Russland hat auf dem europäischen Markt recht gut verdient. Im Jahr 2024 beliefen sich die Düngemittelausfuhren aus Russland in die EU auf 6,2 Millionen Tonnen im Wert von 2,2 Milliarden Euro. Dies habe dem russischen Haushalt rund 550 Millionen Euro an Steuereinnahmen eingebracht, sagt Wladimir Tschernow, Analyst bei Freedom Finance Global.
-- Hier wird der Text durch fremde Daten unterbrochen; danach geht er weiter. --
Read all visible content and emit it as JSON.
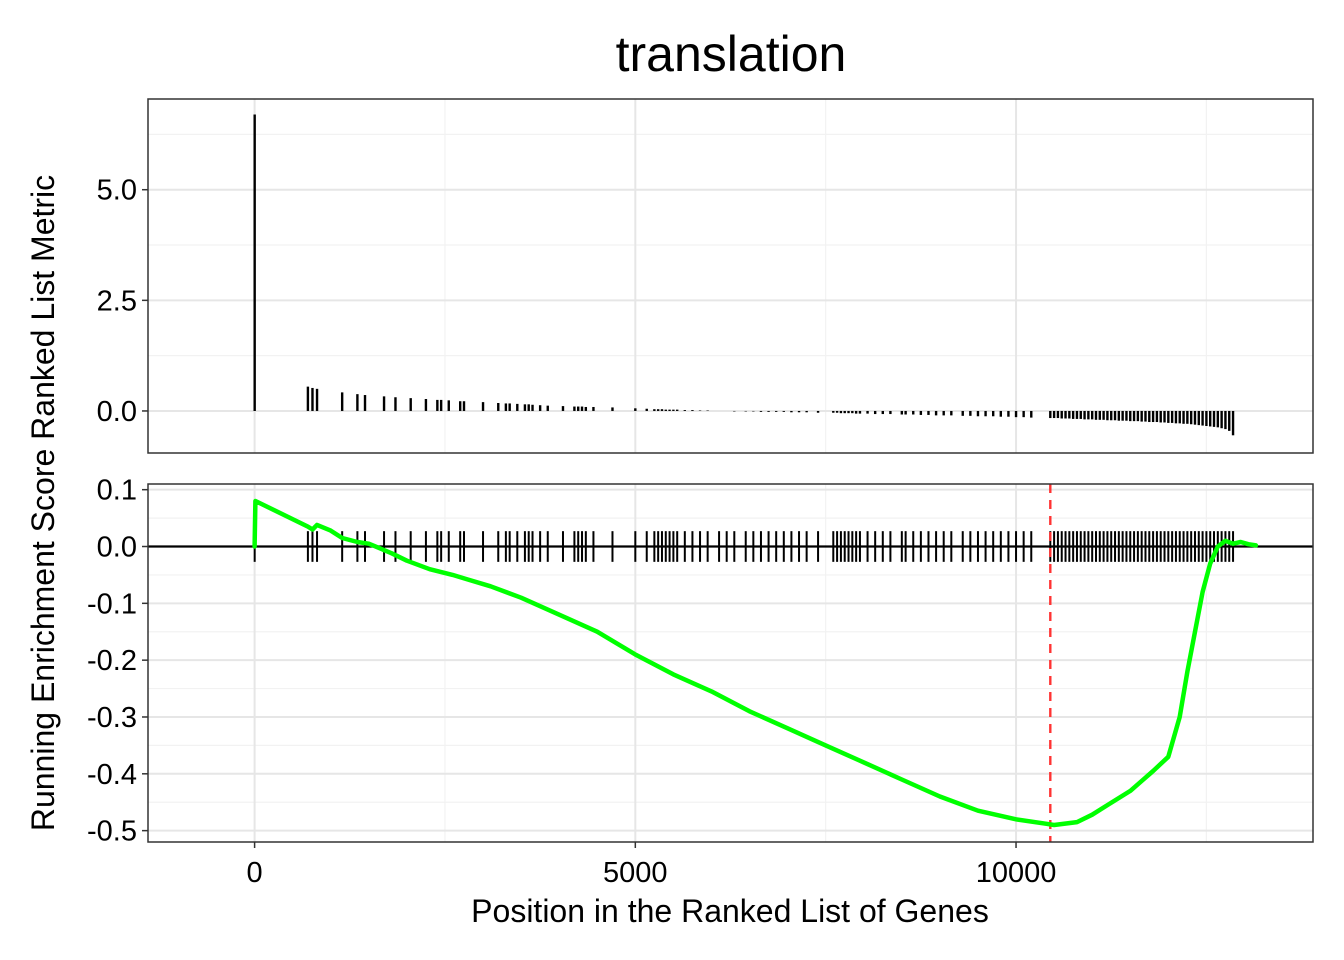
{
  "chart_data": {
    "type": "line",
    "title": "translation",
    "xlabel": "Position in the Ranked List of Genes",
    "shared_ylabel": "Running Enrichment Score Ranked List Metric",
    "xlim": [
      -1400,
      13900
    ],
    "xticks": [
      0,
      5000,
      10000
    ],
    "x_tick_labels": [
      "0",
      "5000",
      "10000"
    ],
    "grid": true,
    "panels": [
      {
        "name": "ranked-list-metric",
        "type": "bar",
        "ylim": [
          -0.95,
          7.05
        ],
        "yticks": [
          0,
          2.5,
          5
        ],
        "y_tick_labels": [
          "0.0",
          "2.5",
          "5.0"
        ],
        "x": [
          1,
          700,
          760,
          820,
          1150,
          1350,
          1450,
          1700,
          1850,
          2050,
          2250,
          2400,
          2450,
          2550,
          2700,
          2750,
          3000,
          3200,
          3300,
          3350,
          3450,
          3550,
          3600,
          3650,
          3750,
          3850,
          4050,
          4200,
          4250,
          4300,
          4350,
          4450,
          4700,
          5000,
          5150,
          5250,
          5300,
          5350,
          5400,
          5450,
          5500,
          5550,
          5650,
          5750,
          5850,
          5950,
          6100,
          6200,
          6300,
          6450,
          6550,
          6650,
          6750,
          6850,
          6950,
          7050,
          7150,
          7250,
          7400,
          7600,
          7650,
          7700,
          7750,
          7800,
          7850,
          7900,
          7950,
          8050,
          8150,
          8250,
          8350,
          8500,
          8550,
          8650,
          8750,
          8850,
          8950,
          9050,
          9150,
          9300,
          9400,
          9500,
          9600,
          9700,
          9800,
          9900,
          10000,
          10100,
          10200,
          10450,
          10500,
          10550,
          10600,
          10650,
          10700,
          10750,
          10800,
          10850,
          10900,
          10950,
          11000,
          11050,
          11100,
          11150,
          11200,
          11250,
          11300,
          11350,
          11400,
          11450,
          11500,
          11550,
          11600,
          11650,
          11700,
          11750,
          11800,
          11850,
          11900,
          11950,
          12000,
          12050,
          12100,
          12150,
          12200,
          12250,
          12300,
          12350,
          12400,
          12450,
          12500,
          12550,
          12600,
          12650,
          12700,
          12750,
          12800,
          12850
        ],
        "values": [
          6.7,
          0.55,
          0.52,
          0.5,
          0.42,
          0.38,
          0.36,
          0.33,
          0.31,
          0.29,
          0.27,
          0.25,
          0.25,
          0.24,
          0.22,
          0.22,
          0.2,
          0.18,
          0.17,
          0.17,
          0.16,
          0.15,
          0.15,
          0.14,
          0.13,
          0.12,
          0.11,
          0.1,
          0.1,
          0.1,
          0.09,
          0.09,
          0.08,
          0.06,
          0.05,
          0.04,
          0.04,
          0.04,
          0.03,
          0.03,
          0.03,
          0.03,
          0.02,
          0.02,
          0.01,
          0.01,
          0.0,
          0.0,
          -0.01,
          -0.01,
          -0.01,
          -0.02,
          -0.02,
          -0.02,
          -0.02,
          -0.03,
          -0.03,
          -0.03,
          -0.04,
          -0.04,
          -0.04,
          -0.05,
          -0.05,
          -0.05,
          -0.05,
          -0.06,
          -0.06,
          -0.06,
          -0.07,
          -0.07,
          -0.07,
          -0.08,
          -0.08,
          -0.08,
          -0.09,
          -0.09,
          -0.1,
          -0.1,
          -0.1,
          -0.11,
          -0.11,
          -0.12,
          -0.12,
          -0.12,
          -0.13,
          -0.13,
          -0.14,
          -0.14,
          -0.15,
          -0.16,
          -0.16,
          -0.16,
          -0.17,
          -0.17,
          -0.17,
          -0.18,
          -0.18,
          -0.18,
          -0.19,
          -0.19,
          -0.19,
          -0.2,
          -0.2,
          -0.2,
          -0.21,
          -0.21,
          -0.21,
          -0.22,
          -0.22,
          -0.22,
          -0.23,
          -0.23,
          -0.23,
          -0.24,
          -0.24,
          -0.25,
          -0.25,
          -0.25,
          -0.26,
          -0.26,
          -0.27,
          -0.27,
          -0.28,
          -0.28,
          -0.29,
          -0.29,
          -0.3,
          -0.31,
          -0.32,
          -0.33,
          -0.34,
          -0.35,
          -0.36,
          -0.37,
          -0.39,
          -0.41,
          -0.45,
          -0.55
        ]
      },
      {
        "name": "running-enrichment-score",
        "type": "line",
        "ylim": [
          -0.52,
          0.11
        ],
        "yticks": [
          -0.5,
          -0.4,
          -0.3,
          -0.2,
          -0.1,
          0.0,
          0.1
        ],
        "y_tick_labels": [
          "-0.5",
          "-0.4",
          "-0.3",
          "-0.2",
          "-0.1",
          "0.0",
          "0.1"
        ],
        "series": [
          {
            "color": "#00ff00",
            "x": [
              0,
              10,
              700,
              760,
              820,
              1000,
              1150,
              1350,
              1500,
              1800,
              2000,
              2300,
              2600,
              2800,
              3100,
              3500,
              4000,
              4500,
              5000,
              5500,
              6000,
              6500,
              7000,
              7500,
              8000,
              8500,
              9000,
              9500,
              10000,
              10400,
              10500,
              10800,
              11000,
              11200,
              11500,
              11800,
              12000,
              12150,
              12250,
              12350,
              12450,
              12550,
              12650,
              12750,
              12850,
              12950,
              13050,
              13150
            ],
            "y": [
              0.0,
              0.08,
              0.035,
              0.03,
              0.038,
              0.028,
              0.015,
              0.008,
              0.005,
              -0.012,
              -0.025,
              -0.04,
              -0.05,
              -0.058,
              -0.07,
              -0.09,
              -0.12,
              -0.15,
              -0.19,
              -0.225,
              -0.255,
              -0.29,
              -0.32,
              -0.35,
              -0.38,
              -0.41,
              -0.44,
              -0.465,
              -0.48,
              -0.488,
              -0.49,
              -0.485,
              -0.472,
              -0.455,
              -0.43,
              -0.395,
              -0.37,
              -0.3,
              -0.22,
              -0.15,
              -0.08,
              -0.03,
              0.0,
              0.01,
              0.005,
              0.008,
              0.004,
              0.002
            ]
          }
        ],
        "hits": [
          1,
          700,
          760,
          820,
          1150,
          1350,
          1450,
          1700,
          1850,
          2050,
          2250,
          2400,
          2450,
          2550,
          2700,
          2750,
          3000,
          3200,
          3300,
          3350,
          3450,
          3550,
          3600,
          3650,
          3750,
          3850,
          4050,
          4200,
          4250,
          4300,
          4350,
          4450,
          4700,
          5000,
          5150,
          5250,
          5300,
          5350,
          5400,
          5450,
          5500,
          5550,
          5650,
          5750,
          5850,
          5950,
          6100,
          6200,
          6300,
          6450,
          6550,
          6650,
          6750,
          6850,
          6950,
          7050,
          7150,
          7250,
          7400,
          7600,
          7650,
          7700,
          7750,
          7800,
          7850,
          7900,
          7950,
          8050,
          8150,
          8250,
          8350,
          8500,
          8550,
          8650,
          8750,
          8850,
          8950,
          9050,
          9150,
          9300,
          9400,
          9500,
          9600,
          9700,
          9800,
          9900,
          10000,
          10100,
          10200,
          10450,
          10500,
          10550,
          10600,
          10650,
          10700,
          10750,
          10800,
          10850,
          10900,
          10950,
          11000,
          11050,
          11100,
          11150,
          11200,
          11250,
          11300,
          11350,
          11400,
          11450,
          11500,
          11550,
          11600,
          11650,
          11700,
          11750,
          11800,
          11850,
          11900,
          11950,
          12000,
          12050,
          12100,
          12150,
          12200,
          12250,
          12300,
          12350,
          12400,
          12450,
          12500,
          12550,
          12600,
          12650,
          12700,
          12750,
          12800,
          12850
        ],
        "hit_color": "#000000",
        "zero_line": 0.0,
        "reference_line": {
          "x": 10450,
          "color": "#ff3333",
          "style": "dashed"
        }
      }
    ]
  }
}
Allerdings werde Russland diese Einnahmen nicht sofort verlieren, da die Europäer trotz der Zölle teilweise weiterhin russische Düngemittel einführen werden. Tschernow betont:
"Mit der Einführung von Zöllen von bis zu 100 Prozent innerhalb von drei Jahren werden die europäischen Länder nach alternativen Lieferanten Ausschau halten – dazu gehören Indien, Kanada, die USA, die Ukraine und Marokko. Ägypten und Marokko haben bereits bedeutende EU-Marktanteile von 20 Prozent beziehungsweise 10 Prozent. Eine rasche Ersetzung der russischen Produkte könnte sich jedoch aufgrund begrenzter Produktionskapazitäten und logistischer Hindernisse als schwierig erweisen. Die Gewinner werden wahrscheinlich die US-amerikanischen und kanadischen Erzeuger sein, die in der Lage sein werden, das entstehende Defizit teilweise auszugleichen, allerdings auf Kosten höherer Preise."
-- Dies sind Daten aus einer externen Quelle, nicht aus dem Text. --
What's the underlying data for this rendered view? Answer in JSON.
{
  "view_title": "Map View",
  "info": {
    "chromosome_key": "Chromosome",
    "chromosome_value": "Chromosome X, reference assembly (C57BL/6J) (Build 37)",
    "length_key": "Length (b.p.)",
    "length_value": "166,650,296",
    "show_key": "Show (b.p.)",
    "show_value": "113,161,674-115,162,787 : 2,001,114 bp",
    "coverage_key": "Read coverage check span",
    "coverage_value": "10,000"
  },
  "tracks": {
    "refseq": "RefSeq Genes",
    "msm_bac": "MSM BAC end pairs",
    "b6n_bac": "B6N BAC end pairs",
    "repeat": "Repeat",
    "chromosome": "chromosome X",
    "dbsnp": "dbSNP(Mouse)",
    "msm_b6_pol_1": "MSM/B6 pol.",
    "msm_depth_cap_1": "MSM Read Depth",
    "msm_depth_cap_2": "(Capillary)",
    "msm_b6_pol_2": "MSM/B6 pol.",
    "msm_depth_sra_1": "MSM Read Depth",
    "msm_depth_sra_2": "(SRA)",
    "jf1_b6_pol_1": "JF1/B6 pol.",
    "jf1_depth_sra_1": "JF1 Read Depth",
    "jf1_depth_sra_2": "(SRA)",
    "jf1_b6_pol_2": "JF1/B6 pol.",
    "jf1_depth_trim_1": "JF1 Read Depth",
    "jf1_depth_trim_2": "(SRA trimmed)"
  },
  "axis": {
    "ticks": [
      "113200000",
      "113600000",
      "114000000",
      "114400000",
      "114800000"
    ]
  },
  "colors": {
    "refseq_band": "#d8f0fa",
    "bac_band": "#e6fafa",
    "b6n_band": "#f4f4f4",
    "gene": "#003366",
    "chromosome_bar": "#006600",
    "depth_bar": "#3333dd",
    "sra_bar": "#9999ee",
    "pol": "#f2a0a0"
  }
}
Russland wiederum werde seine Exporte von Europa in andere Regionen umlenken – vor allem nach Brasilien, Indien und in die afrikanischen Länder. China und Indien seien bereits die größten Abnehmer der russischen Düngemittel, auch die BRICS-Länder, darunter die Türkei, Algerien und Südafrika, zeigten Interesse an diesen Produkten, so Tschernow. Außerdem hätten die russischen Hersteller gelernt, ihre Logistik recht schnell umzustellen, sodass es keine Probleme mit neuen Abnehmern geben dürfte.
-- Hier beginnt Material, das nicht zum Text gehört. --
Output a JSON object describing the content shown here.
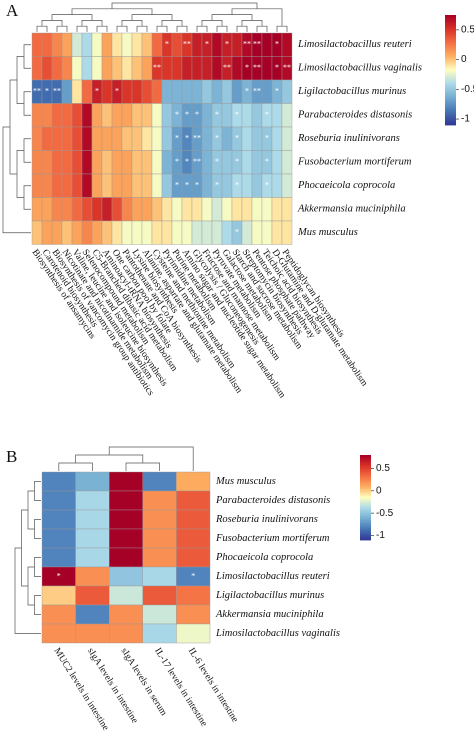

Unterdessen stehen die Maßnahmen der europäischen Politiker in krassem Gegensatz zu den Wünschen der europäischen Landwirte, die nach 2021 begonnen haben, mehr russische Düngemittel zu kaufen. Die Hauptabnehmer sind Polen, Deutschland, Italien und Frankreich. Interessanterweise konnten Polen und Deutschland den Kauf von russischem Gas abrupt stoppen, nicht aber den Kauf russischer Düngemittel. Es gab sogar Demonstrationen von Landwirten in Europa gegen die Verhängung von Zöllen, die aber von den Behörden ignoriert wurden.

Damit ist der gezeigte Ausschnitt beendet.